You can also setup a camera on a tripod to see if you capture some of the meteors. Grab a short focal length, remove auto-focus and go for a 10-20 second exposure setting.
I recently came across an article in the french Science & vie magazine, where a reader asked if Earth influences the Sun. I found it rather interesting, and while I had my doubts I still wanted to know more about it.
The reader wasn’t the first to wonder if there was any interaction, various models and observations have been put forward since the late 1800s. We often read about two bodies interacting in space. The first exoplanet was discovered due to its gravitational influence on its star causing it to wobble. This type of gravitational influence works when two bodies have a mass within one or two orders of magnitude of each other. But in the case of our Sun, it is 99.86% of the solar system’s mass, and most of the remaining is taken up by Jupiter and Saturn. Therefore from a gravitational perspective Earth has no effect on the Sun.

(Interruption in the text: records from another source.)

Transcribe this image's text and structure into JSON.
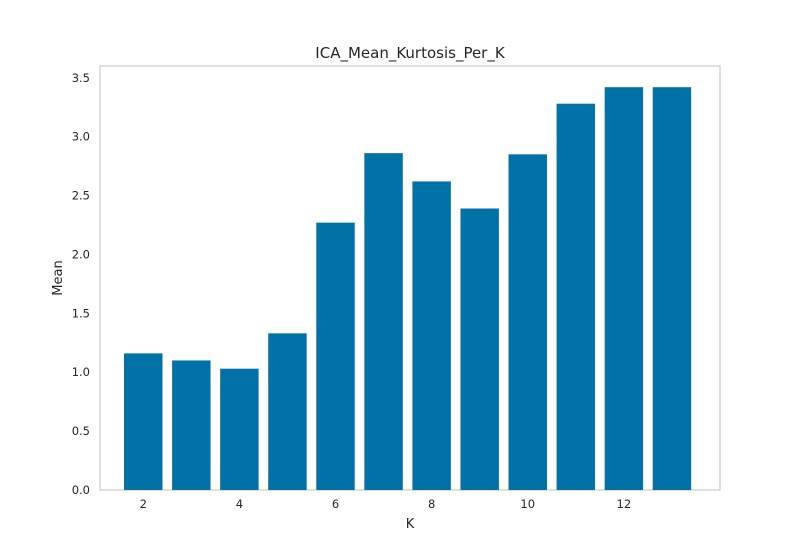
{
  "chart_data": {
    "type": "bar",
    "title": "ICA_Mean_Kurtosis_Per_K",
    "xlabel": "K",
    "ylabel": "Mean",
    "x": [
      2,
      3,
      4,
      5,
      6,
      7,
      8,
      9,
      10,
      11,
      12,
      13
    ],
    "values": [
      1.16,
      1.1,
      1.03,
      1.33,
      2.27,
      2.86,
      2.62,
      2.39,
      2.85,
      3.28,
      3.42,
      3.42
    ],
    "xlim": [
      1.1,
      14.0
    ],
    "ylim": [
      0,
      3.6
    ],
    "xticks": [
      "2",
      "4",
      "6",
      "8",
      "10",
      "12"
    ],
    "xtick_values": [
      2,
      4,
      6,
      8,
      10,
      12
    ],
    "yticks": [
      "0.0",
      "0.5",
      "1.0",
      "1.5",
      "2.0",
      "2.5",
      "3.0",
      "3.5"
    ],
    "ytick_values": [
      0,
      0.5,
      1.0,
      1.5,
      2.0,
      2.5,
      3.0,
      3.5
    ],
    "grid": false,
    "bar_color": "#0072a8",
    "frame_color": "#cccccc"
  }
}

But could the 11 year period in solar activity, characterized by the rise and fall of number of observed sun spots be caused by the planets? The exact source of that periodicity has yet to be clarified. Well a team of researchers at the Helmholtz-Zentrum Dresden-Rossendorf (HZDR) put out a paper in 2016 after demonstrating that every 11.07 years the planets Venus, Earth and Jupiter are aligned. Coincidence?
They explained that while the effects are rather small, the repeated nudging could be enough to tip the Sun’s magnetic field instabilities one way or the other causing this 11 year solar cycle that we observe, much like an object entering into resonance. In this case it’s the Sun’s magnetic field acting like a dynamo that would resonate due to the planet’s alignment every 11 years.

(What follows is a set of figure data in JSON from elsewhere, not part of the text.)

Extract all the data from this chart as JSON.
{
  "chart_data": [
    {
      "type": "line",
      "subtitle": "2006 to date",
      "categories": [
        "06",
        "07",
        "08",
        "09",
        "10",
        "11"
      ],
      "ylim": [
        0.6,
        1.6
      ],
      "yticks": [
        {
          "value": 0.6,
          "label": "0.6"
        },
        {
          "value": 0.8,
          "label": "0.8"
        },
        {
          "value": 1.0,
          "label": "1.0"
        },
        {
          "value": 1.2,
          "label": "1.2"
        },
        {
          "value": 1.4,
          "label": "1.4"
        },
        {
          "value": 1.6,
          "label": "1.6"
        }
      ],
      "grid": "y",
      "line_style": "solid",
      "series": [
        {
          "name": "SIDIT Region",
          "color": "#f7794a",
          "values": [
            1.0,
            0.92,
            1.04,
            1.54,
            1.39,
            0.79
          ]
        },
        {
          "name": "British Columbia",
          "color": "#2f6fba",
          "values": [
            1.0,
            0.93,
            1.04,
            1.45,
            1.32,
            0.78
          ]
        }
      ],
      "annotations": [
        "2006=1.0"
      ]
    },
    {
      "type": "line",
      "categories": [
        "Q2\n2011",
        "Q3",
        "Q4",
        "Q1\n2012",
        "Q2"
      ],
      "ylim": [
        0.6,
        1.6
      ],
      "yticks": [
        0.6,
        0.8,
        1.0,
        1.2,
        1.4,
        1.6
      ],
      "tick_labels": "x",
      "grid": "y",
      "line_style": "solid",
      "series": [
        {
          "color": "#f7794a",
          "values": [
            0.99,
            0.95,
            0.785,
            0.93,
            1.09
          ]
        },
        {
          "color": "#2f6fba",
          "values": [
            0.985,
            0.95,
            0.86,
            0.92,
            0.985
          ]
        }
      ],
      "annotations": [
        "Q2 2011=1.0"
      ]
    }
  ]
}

However many are skeptical about any real effect pointing that the source of the Sun’s magnetism comes from deep within, while the planet’s effect, if ever, would be limited to the Sun’s surface. But the crushing blow is when you look at fact that the solar cycle varies between 7 and 14 years, the number 11 just happens to be the average over the last 24 observed cycles. Unfortunately the three planet’s alignment don’t vary by that amount.
In the end, the Sun is still king and does what it wants in this solar system, regardless what the planets say or do.

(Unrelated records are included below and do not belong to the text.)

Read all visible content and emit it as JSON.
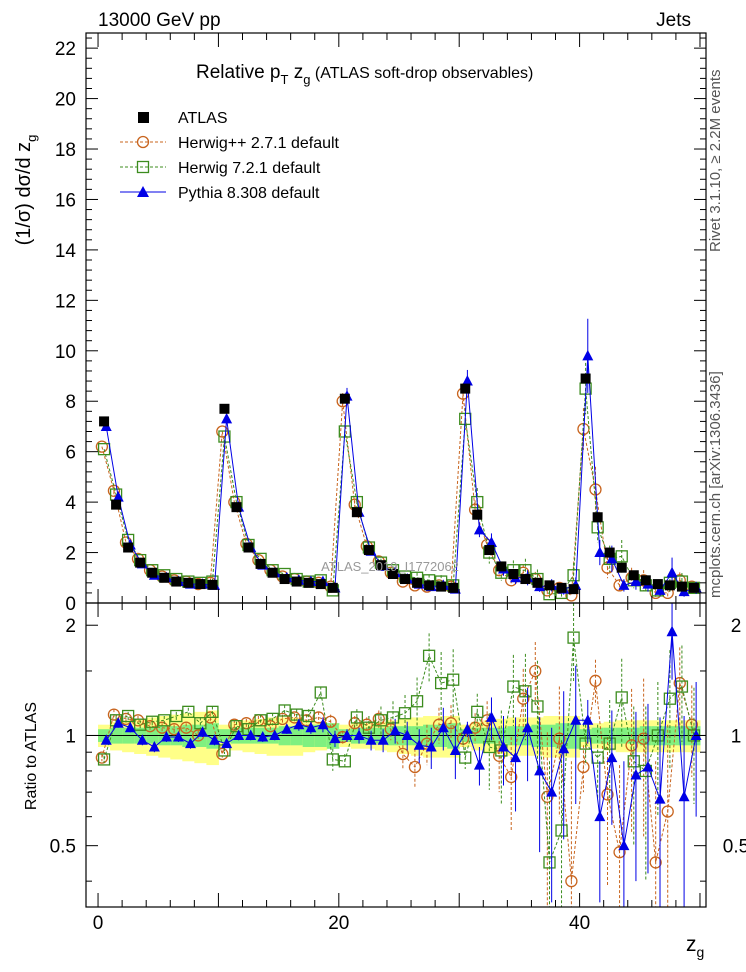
{
  "header": {
    "left": "13000 GeV pp",
    "right": "Jets"
  },
  "side_labels": {
    "rivet": "Rivet 3.1.10, ≥ 2.2M events",
    "mcplots": "mcplots.cern.ch [arXiv:1306.3436]"
  },
  "watermark": "ATLAS_2019_I1772062",
  "title": {
    "main": "Relative p",
    "sub_T": "T",
    "z": " z",
    "sub_g": "g",
    "rest": " (ATLAS soft-drop observables)"
  },
  "y_label": {
    "main": "(1/σ) dσ/d z",
    "sub": "g"
  },
  "ratio_label": "Ratio to ATLAS",
  "x_label": {
    "main": "z",
    "sub": "g"
  },
  "colors": {
    "atlas": "#000000",
    "herwigpp": "#c8641e",
    "herwig7": "#3c8c1e",
    "pythia": "#0000e6",
    "band_inner": "#80f080",
    "band_outer": "#ffff88"
  },
  "chart_data": {
    "type": "scatter",
    "x_range": [
      -1,
      50.5
    ],
    "main": {
      "ylim": [
        0,
        22.6
      ],
      "yticks": [
        "0",
        "2",
        "4",
        "6",
        "8",
        "10",
        "12",
        "14",
        "16",
        "18",
        "20",
        "22"
      ]
    },
    "ratio": {
      "ylim": [
        0.34,
        2.3
      ],
      "yticks": [
        "0.5",
        "1",
        "2"
      ]
    },
    "xticks": [
      "0",
      "20",
      "40"
    ],
    "x": [
      0.5,
      1.5,
      2.5,
      3.5,
      4.5,
      5.5,
      6.5,
      7.5,
      8.5,
      9.5,
      10.5,
      11.5,
      12.5,
      13.5,
      14.5,
      15.5,
      16.5,
      17.5,
      18.5,
      19.5,
      20.5,
      21.5,
      22.5,
      23.5,
      24.5,
      25.5,
      26.5,
      27.5,
      28.5,
      29.5,
      30.5,
      31.5,
      32.5,
      33.5,
      34.5,
      35.5,
      36.5,
      37.5,
      38.5,
      39.5,
      40.5,
      41.5,
      42.5,
      43.5,
      44.5,
      45.5,
      46.5,
      47.5,
      48.5,
      49.5
    ],
    "legend": [
      "ATLAS",
      "Herwig++ 2.7.1 default",
      "Herwig 7.2.1 default",
      "Pythia 8.308 default"
    ],
    "series": [
      {
        "name": "ATLAS",
        "values": [
          7.2,
          3.9,
          2.2,
          1.6,
          1.2,
          1.0,
          0.85,
          0.8,
          0.75,
          0.72,
          7.7,
          3.8,
          2.2,
          1.55,
          1.2,
          0.95,
          0.85,
          0.8,
          0.75,
          0.6,
          8.1,
          3.6,
          2.1,
          1.5,
          1.15,
          0.95,
          0.8,
          0.7,
          0.65,
          0.6,
          8.5,
          3.5,
          2.1,
          1.45,
          1.15,
          0.95,
          0.8,
          0.7,
          0.6,
          0.55,
          8.9,
          3.4,
          2.0,
          1.4,
          1.1,
          0.9,
          0.75,
          0.7,
          0.65,
          0.6
        ]
      },
      {
        "name": "Herwig++ 2.7.1 default",
        "values": [
          6.2,
          4.45,
          2.4,
          1.75,
          1.3,
          1.05,
          0.9,
          0.85,
          0.75,
          0.8,
          6.8,
          4.0,
          2.35,
          1.7,
          1.3,
          1.05,
          0.95,
          0.85,
          0.8,
          0.65,
          8.0,
          3.9,
          2.25,
          1.65,
          1.2,
          0.85,
          0.7,
          0.65,
          0.7,
          0.65,
          8.3,
          3.7,
          2.3,
          1.3,
          0.9,
          1.2,
          0.95,
          0.5,
          0.6,
          0.3,
          6.9,
          4.5,
          1.4,
          0.7,
          1.0,
          0.9,
          0.4,
          0.4,
          0.9,
          0.65
        ]
      },
      {
        "name": "Herwig 7.2.1 default",
        "values": [
          6.1,
          4.3,
          2.5,
          1.7,
          1.3,
          1.1,
          0.95,
          0.85,
          0.8,
          0.85,
          6.6,
          4.0,
          2.3,
          1.75,
          1.3,
          1.15,
          0.95,
          0.85,
          0.9,
          0.5,
          6.8,
          4.0,
          2.2,
          1.6,
          1.3,
          1.05,
          1.0,
          0.9,
          0.85,
          0.7,
          7.3,
          4.0,
          2.0,
          1.2,
          1.3,
          1.3,
          0.95,
          0.35,
          0.4,
          1.1,
          8.5,
          3.0,
          1.75,
          1.85,
          0.9,
          0.7,
          0.5,
          0.8,
          0.85,
          0.6
        ]
      },
      {
        "name": "Pythia 8.308 default",
        "values": [
          7.0,
          4.2,
          2.3,
          1.55,
          1.1,
          1.0,
          0.85,
          0.75,
          0.75,
          0.7,
          7.3,
          3.8,
          2.2,
          1.5,
          1.2,
          1.0,
          0.9,
          0.85,
          0.85,
          0.6,
          8.2,
          3.6,
          2.05,
          1.45,
          1.2,
          0.95,
          0.75,
          0.65,
          0.7,
          0.55,
          8.8,
          2.9,
          2.4,
          1.35,
          1.0,
          1.0,
          0.65,
          0.7,
          0.55,
          0.7,
          9.8,
          2.0,
          1.75,
          0.7,
          0.85,
          0.75,
          0.5,
          1.2,
          0.45,
          0.6
        ]
      }
    ],
    "ratio_values": {
      "Herwig++ 2.7.1 default": [
        0.87,
        1.14,
        1.11,
        1.1,
        1.06,
        1.05,
        1.04,
        1.05,
        1.0,
        1.12,
        0.89,
        1.07,
        1.08,
        1.1,
        1.06,
        1.11,
        1.12,
        1.1,
        1.12,
        1.09,
        0.99,
        1.08,
        1.07,
        1.11,
        1.04,
        0.89,
        0.82,
        0.95,
        1.07,
        1.08,
        0.98,
        1.05,
        1.1,
        0.88,
        0.77,
        1.26,
        1.5,
        0.68,
        0.98,
        0.4,
        0.82,
        1.41,
        0.69,
        0.48,
        0.94,
        0.98,
        0.45,
        0.62,
        1.39,
        1.07
      ],
      "Herwig 7.2.1 default": [
        0.86,
        1.1,
        1.13,
        1.07,
        1.09,
        1.1,
        1.13,
        1.16,
        1.08,
        1.16,
        0.91,
        1.06,
        1.04,
        1.1,
        1.11,
        1.17,
        1.14,
        1.13,
        1.31,
        0.86,
        0.85,
        1.12,
        1.05,
        1.1,
        1.12,
        1.15,
        1.24,
        1.65,
        1.39,
        1.42,
        0.87,
        1.16,
        0.93,
        0.91,
        1.36,
        1.32,
        1.2,
        0.45,
        0.55,
        1.85,
        0.95,
        0.87,
        0.95,
        1.27,
        0.85,
        0.8,
        1.0,
        1.26,
        1.36,
        1.0
      ],
      "Pythia 8.308 default": [
        0.97,
        1.08,
        1.05,
        0.97,
        0.93,
        0.99,
        0.99,
        0.95,
        1.02,
        0.97,
        0.95,
        1.0,
        1.0,
        0.99,
        1.0,
        1.04,
        1.07,
        1.05,
        1.07,
        0.98,
        1.0,
        1.0,
        0.97,
        0.97,
        1.03,
        1.0,
        0.94,
        0.93,
        1.05,
        0.91,
        1.04,
        0.83,
        1.12,
        0.93,
        0.87,
        1.05,
        0.8,
        0.7,
        0.92,
        1.1,
        1.1,
        0.6,
        0.87,
        0.5,
        0.78,
        0.82,
        0.67,
        1.92,
        0.68,
        1.0
      ]
    },
    "ratio_errors": {
      "Herwig++ 2.7.1 default": [
        0.02,
        0.04,
        0.03,
        0.03,
        0.03,
        0.03,
        0.03,
        0.03,
        0.03,
        0.03,
        0.02,
        0.03,
        0.03,
        0.03,
        0.03,
        0.03,
        0.03,
        0.04,
        0.04,
        0.05,
        0.04,
        0.05,
        0.05,
        0.06,
        0.07,
        0.08,
        0.1,
        0.12,
        0.12,
        0.13,
        0.05,
        0.1,
        0.14,
        0.18,
        0.22,
        0.26,
        0.3,
        0.34,
        0.38,
        0.45,
        0.12,
        0.2,
        0.3,
        0.35,
        0.4,
        0.45,
        0.4,
        0.45,
        0.35,
        0.3
      ],
      "Herwig 7.2.1 default": [
        0.02,
        0.03,
        0.03,
        0.03,
        0.03,
        0.03,
        0.03,
        0.03,
        0.04,
        0.04,
        0.02,
        0.03,
        0.03,
        0.04,
        0.04,
        0.04,
        0.04,
        0.05,
        0.05,
        0.06,
        0.04,
        0.06,
        0.08,
        0.1,
        0.12,
        0.14,
        0.2,
        0.25,
        0.3,
        0.3,
        0.06,
        0.14,
        0.22,
        0.26,
        0.3,
        0.35,
        0.4,
        0.4,
        0.42,
        0.45,
        0.12,
        0.2,
        0.3,
        0.35,
        0.35,
        0.4,
        0.4,
        0.45,
        0.4,
        0.35
      ],
      "Pythia 8.308 default": [
        0.02,
        0.03,
        0.03,
        0.03,
        0.03,
        0.03,
        0.03,
        0.03,
        0.03,
        0.03,
        0.02,
        0.03,
        0.03,
        0.03,
        0.03,
        0.03,
        0.04,
        0.04,
        0.05,
        0.05,
        0.04,
        0.05,
        0.06,
        0.07,
        0.08,
        0.09,
        0.1,
        0.12,
        0.14,
        0.15,
        0.05,
        0.1,
        0.15,
        0.2,
        0.25,
        0.3,
        0.32,
        0.35,
        0.4,
        0.45,
        0.15,
        0.25,
        0.3,
        0.35,
        0.38,
        0.4,
        0.45,
        0.5,
        0.45,
        0.4
      ]
    },
    "band_inner": [
      0.04,
      0.05,
      0.05,
      0.05,
      0.05,
      0.06,
      0.06,
      0.07,
      0.07,
      0.08,
      0.04,
      0.05,
      0.05,
      0.05,
      0.05,
      0.06,
      0.06,
      0.07,
      0.07,
      0.08,
      0.04,
      0.05,
      0.05,
      0.05,
      0.06,
      0.06,
      0.06,
      0.07,
      0.07,
      0.08,
      0.04,
      0.05,
      0.05,
      0.05,
      0.06,
      0.06,
      0.07,
      0.07,
      0.08,
      0.08,
      0.04,
      0.05,
      0.05,
      0.05,
      0.05,
      0.06,
      0.06,
      0.06,
      0.06,
      0.06
    ],
    "band_outer": [
      0.07,
      0.09,
      0.1,
      0.11,
      0.12,
      0.13,
      0.14,
      0.15,
      0.16,
      0.17,
      0.07,
      0.09,
      0.1,
      0.11,
      0.12,
      0.12,
      0.12,
      0.1,
      0.09,
      0.08,
      0.07,
      0.08,
      0.08,
      0.09,
      0.1,
      0.11,
      0.12,
      0.13,
      0.13,
      0.13,
      0.07,
      0.09,
      0.1,
      0.11,
      0.12,
      0.12,
      0.12,
      0.13,
      0.13,
      0.13,
      0.07,
      0.08,
      0.09,
      0.1,
      0.1,
      0.1,
      0.1,
      0.1,
      0.1,
      0.1
    ]
  }
}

The big news this week is the first recordings and observations of an interstellar object. Of the 750,000 asteroids and comets that have been cataloged up to now, every one of them originate from within our solar system. This object detected by the Pan-STARRS1 telescope and named A/2017 U1 or “Oumuamua”, a Hawaiian word for scout or messenger from the distant past, came from another part of our galaxy. Based on measurements made from multiple ground-based telescopes it is believed to be rather long and of a deep red color . Below is an artist’s rendering of this extra-solar visitor. While a comet would have generated some type of coma or tail travelling near the Sun, no such activity was recorded, hence it’s believed to be an asteroid-type object.
Credit: ESO/M. Kornmesser
Measurements over multiple nights allowed to establish the trajectory, which clearly shows that it did not originate from the Oort cloud or other asteroid/comet rich fields surrounding the Sun. While the discovery was made only on an October 19 image, its closest approach to the Sun was September 9th.
Diagram showing the trajectory of A/2017 U1 (ESO/K. Meech, et al.)
Now I thing they got it all wrong. What they picked-up was the Red Dwarf mining ship swinging by our neighborhood!